Abstract

This article introduces two newly found portrait studies, both copied from the watercolour portrait of a bonneted young lady in outdoor costume of the years 1838–40, known informally as the ‘Bonnet’ portrait of Emily Brontë. In a handwriting resembling Charlotte’s, an inscription on the back of the ‘Bonnet’ portrait names the sitter as ‘Emily Bronté | Sister of Charlotte Bronté | Currer Bell’. A newly found pencil copy of the ‘Bonnet’ portrait names the sitter as ‘Emily’, and is signed ‘CB’. This picture matches William Robertson Nicoll’s description of Charlotte’s pencil portrait of Emily, seen during his visit to Haworth in 1879. In addition, an unsigned, red Conté crayon copy of the ‘Bonnet’ portrait has recently been found at the Brontë Parsonage Museum, Haworth.
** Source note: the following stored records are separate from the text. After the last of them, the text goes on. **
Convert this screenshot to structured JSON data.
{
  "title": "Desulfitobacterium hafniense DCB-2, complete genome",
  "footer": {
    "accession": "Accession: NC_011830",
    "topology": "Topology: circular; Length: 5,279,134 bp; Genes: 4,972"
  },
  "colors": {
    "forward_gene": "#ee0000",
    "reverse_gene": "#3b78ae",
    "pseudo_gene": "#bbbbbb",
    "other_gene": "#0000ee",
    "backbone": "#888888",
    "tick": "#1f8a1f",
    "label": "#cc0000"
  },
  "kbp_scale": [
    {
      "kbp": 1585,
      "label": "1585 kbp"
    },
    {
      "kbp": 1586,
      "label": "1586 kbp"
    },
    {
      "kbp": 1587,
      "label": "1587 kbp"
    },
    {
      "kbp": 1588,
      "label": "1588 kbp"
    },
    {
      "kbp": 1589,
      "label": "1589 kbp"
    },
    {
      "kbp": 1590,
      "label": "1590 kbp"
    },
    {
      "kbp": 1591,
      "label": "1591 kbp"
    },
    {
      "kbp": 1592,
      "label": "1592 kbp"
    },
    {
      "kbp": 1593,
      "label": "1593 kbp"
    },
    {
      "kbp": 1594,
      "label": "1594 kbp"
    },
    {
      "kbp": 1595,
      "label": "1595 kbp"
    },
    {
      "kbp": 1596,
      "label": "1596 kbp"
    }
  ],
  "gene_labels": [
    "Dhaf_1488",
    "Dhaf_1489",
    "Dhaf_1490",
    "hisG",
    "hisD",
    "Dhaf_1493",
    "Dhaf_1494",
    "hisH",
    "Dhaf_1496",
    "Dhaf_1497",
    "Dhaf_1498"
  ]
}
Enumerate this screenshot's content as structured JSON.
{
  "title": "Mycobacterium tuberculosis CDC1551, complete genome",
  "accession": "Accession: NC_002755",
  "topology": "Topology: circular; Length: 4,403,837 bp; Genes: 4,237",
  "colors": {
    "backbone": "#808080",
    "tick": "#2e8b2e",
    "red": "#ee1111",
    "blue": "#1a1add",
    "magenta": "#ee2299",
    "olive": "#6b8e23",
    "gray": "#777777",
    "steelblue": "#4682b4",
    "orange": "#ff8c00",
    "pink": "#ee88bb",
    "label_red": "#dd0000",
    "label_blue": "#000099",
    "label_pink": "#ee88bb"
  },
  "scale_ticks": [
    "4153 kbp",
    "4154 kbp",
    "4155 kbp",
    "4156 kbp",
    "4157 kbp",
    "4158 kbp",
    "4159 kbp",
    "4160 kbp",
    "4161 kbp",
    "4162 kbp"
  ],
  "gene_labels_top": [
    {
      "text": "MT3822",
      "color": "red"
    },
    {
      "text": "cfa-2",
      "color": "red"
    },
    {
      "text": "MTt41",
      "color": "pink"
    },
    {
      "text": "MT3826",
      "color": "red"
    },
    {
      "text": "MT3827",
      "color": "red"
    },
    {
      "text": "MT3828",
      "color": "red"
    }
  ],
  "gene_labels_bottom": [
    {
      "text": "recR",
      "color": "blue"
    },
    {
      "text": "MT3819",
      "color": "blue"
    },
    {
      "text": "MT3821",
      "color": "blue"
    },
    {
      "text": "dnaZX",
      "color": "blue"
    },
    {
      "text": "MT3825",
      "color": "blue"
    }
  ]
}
Reproduced photographically and captioned ‘EMILY Brontë from a painting by Charlotte Bronte, hitherto unpublished’, this picture illustrated Frederika Macdonald’s article ‘The Brontës at Brussels’, in The Woman at Home for July 1894. The Conté crayon copy negates Clement Shorter’s undocumented surmise that Frederika had taken her illustration from a women’s fashion periodical. This article concludes that the pencil and Conté crayon copies identify the watercolour ‘Bonnet’ portrait as a likeness of Emily Brontë.